In terms of the EoDB index, Serbia scored 75.70, an improvement from last year’s 73.49, while concerning the CPI index, the country scored the same – 39 – both in 2019 and 2020.
Four Nordic countries (Denmark, Sweden, Norway and Finland) top the 2020 list while Ukraine is ranked last, in the 46th place. The countries that have made the biggest progress on the list, relative to 2019, are Armenia (up 6 places), Spain, Montenegro and Azerbaijan.
Mr Michele Orzan, the president of the European Chamber, explains that this research is food-for-thought and it represents for many an incentive to improve society. “We have many challenges today,” says Orzan, who is Italian and has extensive knowledge of Central and Eastern Europe, “but the contribution that a healthy business sector can give to a sustainable society is crucial.”
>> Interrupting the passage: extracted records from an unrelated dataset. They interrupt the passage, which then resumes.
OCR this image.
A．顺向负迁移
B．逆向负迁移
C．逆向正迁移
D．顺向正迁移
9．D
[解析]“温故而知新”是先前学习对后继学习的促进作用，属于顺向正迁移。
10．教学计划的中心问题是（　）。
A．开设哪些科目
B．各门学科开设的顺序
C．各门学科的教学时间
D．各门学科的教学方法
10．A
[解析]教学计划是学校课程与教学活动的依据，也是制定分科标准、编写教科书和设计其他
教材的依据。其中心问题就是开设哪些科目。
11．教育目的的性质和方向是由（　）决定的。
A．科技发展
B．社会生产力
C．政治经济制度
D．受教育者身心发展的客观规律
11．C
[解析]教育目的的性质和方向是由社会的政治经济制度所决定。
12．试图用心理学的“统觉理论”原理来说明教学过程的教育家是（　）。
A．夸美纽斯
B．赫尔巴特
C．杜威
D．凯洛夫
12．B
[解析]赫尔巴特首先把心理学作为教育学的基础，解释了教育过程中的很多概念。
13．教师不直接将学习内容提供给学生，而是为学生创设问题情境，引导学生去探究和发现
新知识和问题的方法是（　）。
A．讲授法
Regarding Serbia, which still has to improve in order to catch up with the rest of the continent, and it has played a special role for Europe in the Balkans for a long time, Mr Orzan acknowledged that there are no substantial variations in the economic fundamentals, while at the same suggesting it needs to do better in the integrity sphere and in structural reforms.
“Serbia definitely deserves more and can have a much brighter future,” continues the president, “it just has to focus on improving its transparency climate and ethical standards. Development in these fields would bring enormous benefits to the society-at-large and its overall long-term welfare.”